Los dedos del médico tocaron interrogadoramente las cicatrices del muslo. Blackthorne imitó el ruido de un disparo, porque una bala de mosquete le había perforado la carne hacía muchos años.
—Ah so desu —dijo el médico, y asintió con la cabeza.
Por último, el médico habló a Rako y ella hizo una reverencia y le dio las gracias.
—¿Ichi ban? —preguntó Blackthorne. (¿Estoy bien?)
—Hai, Anjín-san.
—¿Honto ka?
—Honto.
Honto quería decir «verdad». «¡Qué palabra tan útil!», pensó Blackthorne.
—Domo, Médico-san.
El médico se inclinó y Blackthorne le devolvió el saludo. Sólo cuando las muchachas se lo hubieron llevado de allí y se encontró tumbado en las esterillas, flojo su quimono de algodón y mientras la niña Sonó le daba masaje en la espalda, recordó que había estado desnudo delante del médico, de las jóvenes y de los samurais, sin haberlo advertido ni haber sentido vergüenza.
—¿Nan desu ka, Anjín-san? —preguntó Rako, queriendo decir: «¿Qué pasa, honorable capitán? ¿De qué te ríes?»
Sus blancos dientes brillaban, y tenía depiladas las cejas y pintadas en forma de media luna. Llevaba peinados altos los negros cabellos y vestía un quimono floreado de color rosa y un obi verde-gris.
—Río porque soy feliz, Rako-san. Pero, ¿cómo podría explicarte todo lo que siento?
Entonces, se levantó de un salto, se ciñó el quimono y empezó a bailar una danza marinera y a cantar una canción para marcar el ritmo.
Rako y las otras chicas se quedaron pasmadas. Inmediatamente se abrió el shoji, y los guardias samurais se quedaron igualmente boquiabiertos. Blackthorne cantó y bailó furiosamente hasta que no pudo más. Entonces, soltó una carcajada y se derrumbó en el suelo. Las niñas aplaudieron y Rako trató de imitarle, pero fracasó estrepitosamente porque se lo impedía el largo quimono. Las otras se levantaron e insistieron en que él les diese lecciones, y él lo intentó, marcando los pasos mientras ellas trataban de imitarle, levantándose los quimonos. Pero no lo consiguieron y pronto empezaron a charlar y a reír y abanicarse.

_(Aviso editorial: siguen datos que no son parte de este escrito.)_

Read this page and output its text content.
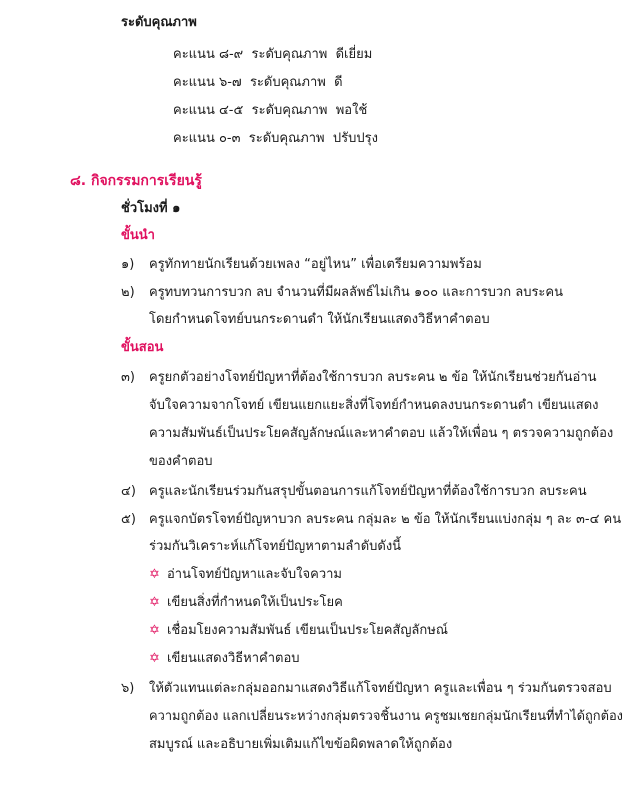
ระดับคุณภาพ
คะแนน ๘-๙ ระดับคุณภาพ ดีเยี่ยม
คะแนน ๖-๗ ระดับคุณภาพ ดี
คะแนน ๔-๕ ระดับคุณภาพ พอใช้
คะแนน ๐-๓ ระดับคุณภาพ ปรับปรุง
๘. กิจกรรมการเรียนรู้
ชั่วโมงที่ ๑
ขั้นนำ
๑) ครูทักทายนักเรียนด้วยเพลง “อยู่ไหน” เพื่อเตรียมความพร้อม
๒) ครูทบทวนการบวก ลบ จำนวนที่มีผลลัพธ์ไม่เกิน ๑๐๐ และการบวก ลบระคน
โดยกำหนดโจทย์บนกระดานดำ ให้นักเรียนแสดงวิธีหาคำตอบ
ขั้นสอน
๓) ครูยกตัวอย่างโจทย์ปัญหาที่ต้องใช้การบวก ลบระคน ๒ ข้อ ให้นักเรียนช่วยกันอ่าน
จับใจความจากโจทย์ เขียนแยกแยะสิ่งที่โจทย์กำหนดลงบนกระดานดำ เขียนแสดง
ความสัมพันธ์เป็นประโยคสัญลักษณ์และหาคำตอบ แล้วให้เพื่อน ๆ ตรวจความถูกต้อง
ของคำตอบ
๔) ครูและนักเรียนร่วมกันสรุปขั้นตอนการแก้โจทย์ปัญหาที่ต้องใช้การบวก ลบระคน
๕) ครูแจกบัตรโจทย์ปัญหาบวก ลบระคน กลุ่มละ ๒ ข้อ ให้นักเรียนแบ่งกลุ่ม ๆ ละ ๓-๔ คน
ร่วมกันวิเคราะห์แก้โจทย์ปัญหาตามลำดับดังนี้
✡ อ่านโจทย์ปัญหาและจับใจความ
✡ เขียนสิ่งที่กำหนดให้เป็นประโยค
✡ เชื่อมโยงความสัมพันธ์ เขียนเป็นประโยคสัญลักษณ์
✡ เขียนแสดงวิธีหาคำตอบ
๖) ให้ตัวแทนแต่ละกลุ่มออกมาแสดงวิธีแก้โจทย์ปัญหา ครูและเพื่อน ๆ ร่วมกันตรวจสอบ
ความถูกต้อง แลกเปลี่ยนระหว่างกลุ่มตรวจชิ้นงาน ครูชมเชยกลุ่มนักเรียนที่ทำได้ถูกต้อง
สมบูรณ์ และอธิบายเพิ่มเติมแก้ไขข้อผิดพลาดให้ถูกต้อง
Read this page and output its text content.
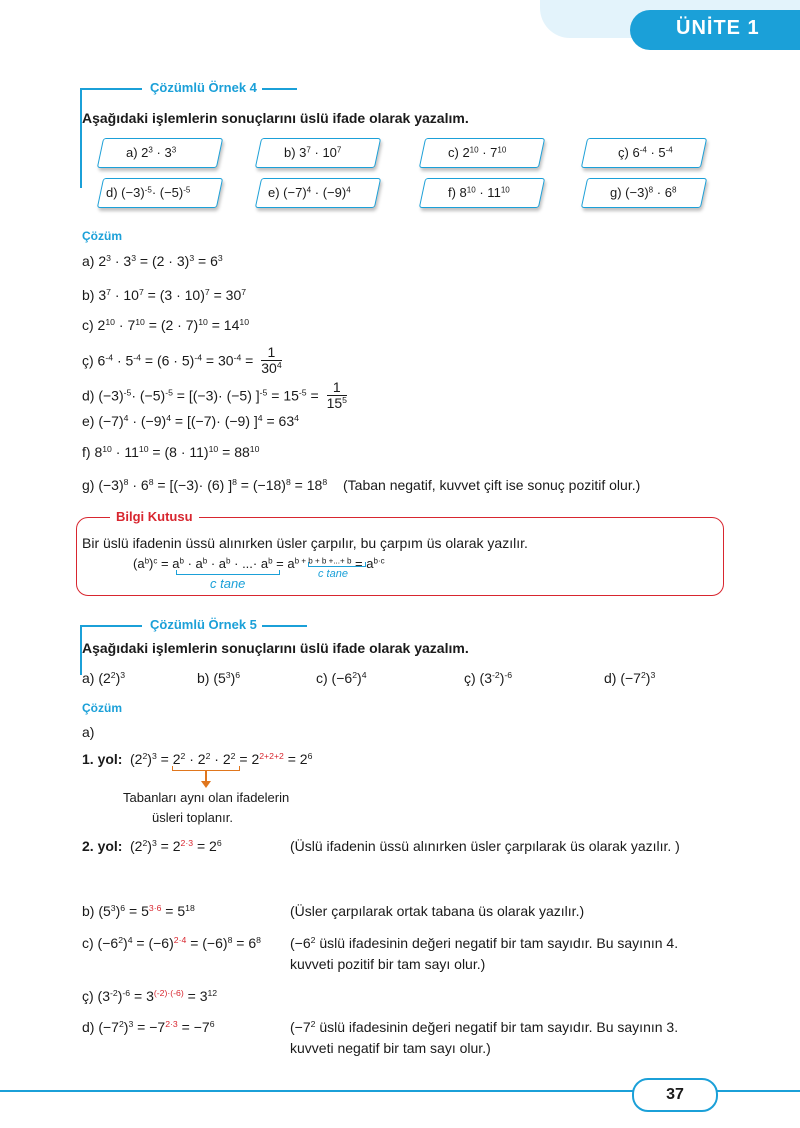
ÜNİTE 1
Çözümlü Örnek 4
Aşağıdaki işlemlerin sonuçlarını üslü ifade olarak yazalım.
a) $2^3 \cdot 3^3$	b) $3^7 \cdot 10^7$	c) $2^{10} \cdot 7^{10}$	ç) $6^{-4} \cdot 5^{-4}$
d) $(-3)^{-5}\cdot (-5)^{-5}$	e) $(-7)^4 \cdot (-9)^4$	f) $8^{10} \cdot 11^{10}$	g) $(-3)^8 \cdot 6^8$
Çözüm
a) $2^3 \cdot 3^3 = (2 \cdot 3)^3 = 6^3$
b) $3^7 \cdot 10^7 = (3 \cdot 10)^7 = 30^7$
c) $2^{10} \cdot 7^{10} = (2 \cdot 7)^{10} = 14^{10}$
ç) $6^{-4} \cdot 5^{-4} = (6 \cdot 5)^{-4} = 30^{-4} = \frac{1}{30^4}$
d) $(-3)^{-5}\cdot (-5)^{-5} = [(-3)\cdot (-5) ]^{-5} = 15^{-5} = \frac{1}{15^5}$
e) $(-7)^4 \cdot (-9)^4 = [(-7)\cdot (-9) ]^4 = 63^4$
f) $8^{10} \cdot 11^{10} = (8 \cdot 11)^{10} = 88^{10}$
g) $(-3)^8 \cdot 6^8 = [(-3)\cdot (6) ]^8 = (-18)^8 = 18^8$ (Taban negatif, kuvvet çift ise sonuç pozitif olur.)
Bilgi Kutusu
Bir üslü ifadenin üssü alınırken üsler çarpılır, bu çarpım üs olarak yazılır.
$(a^b)^c = a^b \cdot a^b \cdot a^b$ · ...· $a^b = a^{b + b + b +...+ b} = a^{b\cdot c}$
c tane
c tane
Çözümlü Örnek 5
Aşağıdaki işlemlerin sonuçlarını üslü ifade olarak yazalım.
a) $(2^2)^3$	b) $(5^3)^6$	c) $(-6^2)^4$	ç) $(3^{-2})^{-6}$	d) $(-7^2)^3$
Çözüm
a)
1. yol: $(2^2)^3 = 2^2 \cdot 2^2 \cdot 2^2 = 2^{2+2+2} = 2^6$
Tabanları aynı olan ifadelerin
üsleri toplanır.
2. yol: $(2^2)^3 = 2^{2\cdot 3} = 2^6$	(Üslü ifadenin üssü alınırken üsler çarpılarak üs olarak yazılır. )
b) $(5^3)^6 = 5^{3\cdot 6} = 5^{18}$	(Üsler çarpılarak ortak tabana üs olarak yazılır.)
c) $(-6^2)^4 = (-6)^{2\cdot 4} = (-6)^8 = 6^8$ ($-6^2$ üslü ifadesinin değeri negatif bir tam sayıdır. Bu sayının 4.
kuvveti pozitif bir tam sayı olur.)
ç) $(3^{-2})^{-6} = 3^{(-2)\cdot(-6)} = 3^{12}$
d) $(-7^2)^3 = -7^{2\cdot 3} = -7^6$	($-7^2$ üslü ifadesinin değeri negatif bir tam sayıdır. Bu sayının 3.
kuvveti negatif bir tam sayı olur.)
37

De pronto, los guardias se pusieron serios y se inclinaron profundamente. Toranaga estaba en el umbral, flanqueado por Kiri y Mariko y sus siempre presentes guardias samurais. Las niñas se arrodillaron, pusieron las manos en el suelo y se inclinaron reverentes, pero sin miedo.
—Konnichi wa, Toranaga-sama —dijo Blackthorne inclinándose también, pero no tanto como las mujeres.
—Konnichi wa, Anjín-san —respondió Toranaga, y preguntó algo.
—Mi señor pregunta qué estabas haciendo, señor —dijo Mariko.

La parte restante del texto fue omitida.